At the institutional level of the European Council, European Commission, and European Parliament Britain sees its role increasingly marginalized by Cameron's ideological anti-EU positions that have led to progressively diminished British influence in all three institutions. In the European Parliament the rise of the UKIP as Britain's largest Euro-parliament party has transformed the UK - and the Cameron government - into a sort of a role model for all the nationalistic ideological and anti-EU parties represented therein that are currently undermining not only the institutional role of the EU Parliament itself but the very future of the European Union.

In the European Council Britain’s lengthy and acrimonious debates regarding its renegotiated demands for membership in the EU, in particular with the Visegrad Four in Central Europe and with President Hollande of France highlighted our increasing isolation among our partners and colleagues and their mounting disillusionment with Cameron’s position on Europe.
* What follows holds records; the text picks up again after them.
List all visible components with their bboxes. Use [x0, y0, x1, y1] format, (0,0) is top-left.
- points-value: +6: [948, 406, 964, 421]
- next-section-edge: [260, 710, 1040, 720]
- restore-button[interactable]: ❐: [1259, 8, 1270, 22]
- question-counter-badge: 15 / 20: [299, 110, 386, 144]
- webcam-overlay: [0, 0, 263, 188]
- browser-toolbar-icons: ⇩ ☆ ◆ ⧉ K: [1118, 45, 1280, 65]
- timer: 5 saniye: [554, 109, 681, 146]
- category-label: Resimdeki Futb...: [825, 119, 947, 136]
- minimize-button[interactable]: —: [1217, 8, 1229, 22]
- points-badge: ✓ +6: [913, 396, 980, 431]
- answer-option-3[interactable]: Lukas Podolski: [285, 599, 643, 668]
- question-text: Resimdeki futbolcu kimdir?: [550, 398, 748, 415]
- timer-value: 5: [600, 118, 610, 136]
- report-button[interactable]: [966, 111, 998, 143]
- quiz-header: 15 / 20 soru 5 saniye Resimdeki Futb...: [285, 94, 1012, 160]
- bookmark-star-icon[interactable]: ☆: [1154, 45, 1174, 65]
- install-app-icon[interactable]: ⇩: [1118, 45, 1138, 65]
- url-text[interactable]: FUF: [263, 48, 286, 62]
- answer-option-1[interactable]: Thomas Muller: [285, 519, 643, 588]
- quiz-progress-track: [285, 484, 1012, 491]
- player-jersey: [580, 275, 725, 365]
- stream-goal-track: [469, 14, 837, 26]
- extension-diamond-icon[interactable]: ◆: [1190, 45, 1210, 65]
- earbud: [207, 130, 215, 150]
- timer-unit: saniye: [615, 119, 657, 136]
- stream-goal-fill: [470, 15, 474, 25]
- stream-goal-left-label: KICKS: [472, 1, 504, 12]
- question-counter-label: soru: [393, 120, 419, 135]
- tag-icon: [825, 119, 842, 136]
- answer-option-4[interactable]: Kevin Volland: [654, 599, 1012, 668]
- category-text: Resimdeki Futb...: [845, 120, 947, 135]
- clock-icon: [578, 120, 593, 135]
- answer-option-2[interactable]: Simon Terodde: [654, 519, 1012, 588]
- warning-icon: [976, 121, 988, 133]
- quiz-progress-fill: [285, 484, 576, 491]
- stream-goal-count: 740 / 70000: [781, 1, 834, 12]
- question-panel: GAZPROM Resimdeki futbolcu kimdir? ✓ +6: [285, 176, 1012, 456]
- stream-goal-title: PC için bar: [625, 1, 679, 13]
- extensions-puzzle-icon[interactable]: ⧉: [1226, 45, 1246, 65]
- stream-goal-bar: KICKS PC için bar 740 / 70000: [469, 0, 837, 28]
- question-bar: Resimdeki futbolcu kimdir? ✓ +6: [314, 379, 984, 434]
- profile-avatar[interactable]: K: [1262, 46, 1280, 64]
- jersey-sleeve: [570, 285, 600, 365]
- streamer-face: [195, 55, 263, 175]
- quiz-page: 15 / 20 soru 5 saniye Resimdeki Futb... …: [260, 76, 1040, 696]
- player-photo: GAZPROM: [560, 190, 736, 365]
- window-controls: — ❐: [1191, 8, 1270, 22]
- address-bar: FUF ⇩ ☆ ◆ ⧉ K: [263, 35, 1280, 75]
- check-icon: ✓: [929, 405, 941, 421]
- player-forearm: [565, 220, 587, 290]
This was amplified by European Council President Donald Tusk’s comments just prior to the decisive February 19, 2016 meeting of the European Council in Brussels that the failure of the European project was a distinct possibility if all 28 member states did not decide to work together - buy this of course referring primarily to Great Britain. Finally German Finance Minister Schäuble remarked that if the UK voted for separation from the EU there would be no second chance for it to re-renegotiate new terms of membership with the European Union –thus drawing a clear red line for the United Kingdom.
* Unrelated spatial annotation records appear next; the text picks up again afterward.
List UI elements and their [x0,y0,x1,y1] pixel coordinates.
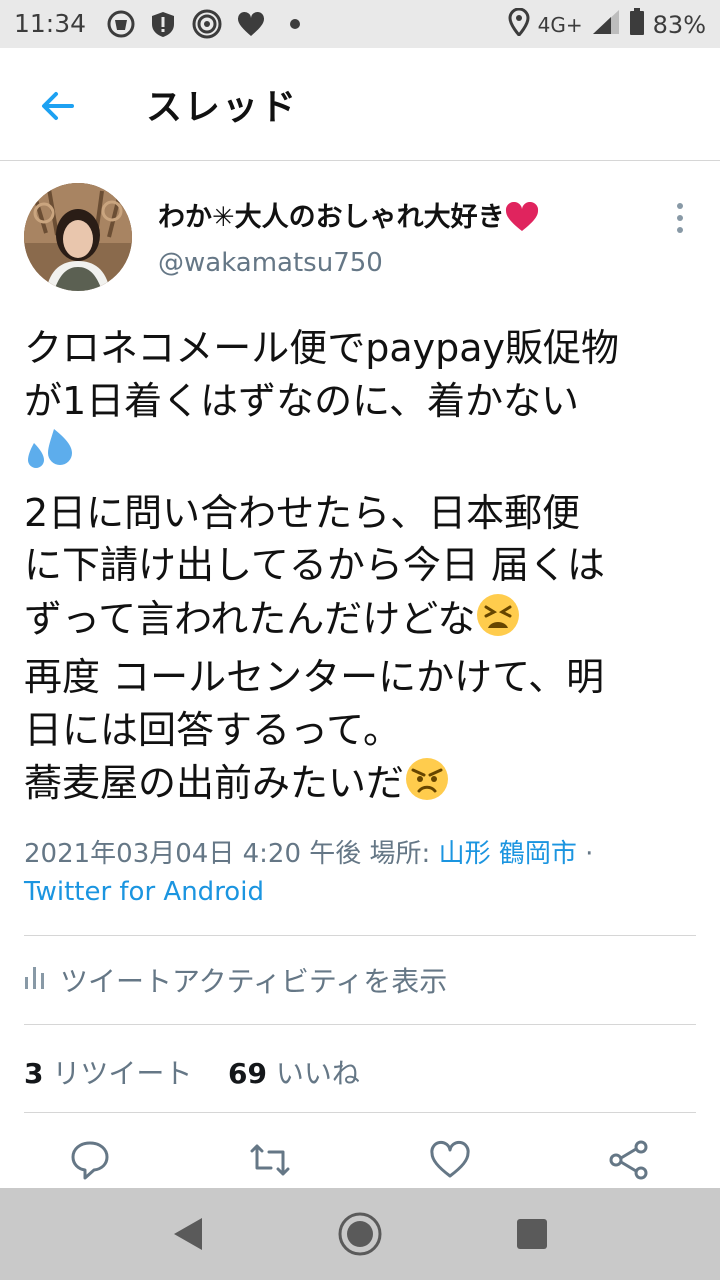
signal-icon [591,8,621,42]
notification-cup-icon [106,9,136,39]
battery-level: 83% [652,11,706,39]
heart-icon [236,9,266,39]
tired-face-icon [475,592,521,652]
tweet-action-bar [0,1136,720,1186]
angry-face-icon [404,756,450,816]
network-type: 4G+ [537,13,583,37]
tweet-meta: 2021年03月04日 4:20 午後 場所: 山形 鶴岡市 · Twitter… [24,835,704,911]
display-name-text: わか✳大人のおしゃれ大好き [158,202,505,233]
tweet-activity-button[interactable]: ツイートアクティビティを表示 [24,960,447,1000]
more-options-icon[interactable] [662,198,698,238]
tweet-line: 再度 コールセンターにかけて、明 [24,655,605,699]
tweet-text: クロネコメール便でpaypay販促物 が1日着くはずなのに、着かない 2日に問い… [24,322,704,816]
status-bar: 11:34 4G+ 83% [0,0,720,48]
location-link[interactable]: 山形 鶴岡市 [439,839,577,869]
home-circle-icon[interactable] [336,1210,384,1258]
share-icon[interactable] [607,1138,651,1182]
display-name[interactable]: わか✳大人のおしゃれ大好き [158,195,539,239]
user-handle[interactable]: @wakamatsu750 [158,248,383,278]
meta-separator: · [576,839,594,869]
reply-icon[interactable] [68,1138,112,1182]
retweet-icon[interactable] [248,1138,292,1182]
avatar[interactable] [24,183,132,291]
tweet-stats: 3 リツイート 69 いいね [24,1052,360,1092]
divider [24,1112,696,1113]
source-link[interactable]: Twitter for Android [24,877,264,907]
page-title: スレッド [146,87,299,128]
tweet-line: が1日着くはずなのに、着かない [24,378,580,423]
tweet-line: 蕎麦屋の出前みたいだ [24,756,704,816]
like-count: 69 [228,1057,267,1090]
back-triangle-icon[interactable] [164,1210,212,1258]
nfc-icon [192,9,222,39]
retweets-stat[interactable]: 3 リツイート [24,1057,192,1090]
dot-icon [280,9,310,39]
tweet-line [24,427,704,487]
battery-icon [629,8,645,42]
likes-stat[interactable]: 69 いいね [228,1057,360,1090]
shield-alert-icon [148,9,178,39]
sweat-droplets-icon [24,427,74,487]
status-time: 11:34 [14,9,87,38]
tweet-timestamp: 2021年03月04日 4:20 午後 [24,839,362,869]
red-heart-icon [505,201,539,239]
system-nav-bar [0,1188,720,1280]
tweet-line: に下請け出してるから今日 届くは [24,543,605,587]
divider [24,935,696,936]
retweet-label: リツイート [52,1057,193,1090]
retweet-count: 3 [24,1057,44,1090]
tweet-line: 日には回答するって。 [24,707,401,752]
location-label: 場所: [369,839,439,869]
like-label: いいね [275,1057,360,1090]
tweet-line: ずって言われたんだけどな [24,592,704,652]
like-icon[interactable] [428,1138,472,1182]
recents-square-icon[interactable] [508,1210,556,1258]
bar-chart-icon [24,963,46,998]
location-icon [508,7,530,42]
tweet-activity-label: ツイートアクティビティを表示 [60,965,448,998]
tweet-line: 2日に問い合わせたら、日本郵便 [24,490,581,535]
tweet-line: クロネコメール便でpaypay販促物 [24,326,620,370]
thread-header: スレッド [0,48,720,161]
arrow-left-icon[interactable] [36,84,80,128]
divider [24,1024,696,1025]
For the foreseeable future, and in light of the recent crisis that shook the EU to its core and brought it closer to collapse than at any time since its foundation, the members of the European Project will hold Britain on notice that the renewed membership terms offered to David Cameron represent the last concession they are willing to make in order to keep us firmly anchored within the European family of nations.

The 27 continental EU member states are all claiming to move in the direction of building more efficient, effective, and accountable common institutions in the field of safety and security as well as of economic finance and financial services regulation, in order to avoid in the future similar crises as those we had to face from 2008 onwards. To achieve these objectives they state that they are determined to work towards “ever closer union”.

The renegotiated UK membership terms in the EU can properly be seen as a last ditch, desperate attempt by the EU to accommodate Great Britain’s demands whilst at the same time remain committed to go on with its deeper integration plans. We must grasp firmly the EU’s outstretched hand and seize on its sincere desire to accommodate Cameron’s demands by massively voting to stay in the EU at the upcoming Brexit referendum on June 23, 2016 and ensure that Great Britain within the larger European family.

This leads us directly to the upcoming 2019 EU Parliament elections and beyond that to the need for a reformed Europe. The EU is beyond doubt in urgent need to be opened up, democratized, rendered more effective, more efficient, and more accountable. It is our historic mission and our responsibility to our forbearers, to our children, and to ourselves that we do not shirk from this: Britain fully expects us all to do our duty.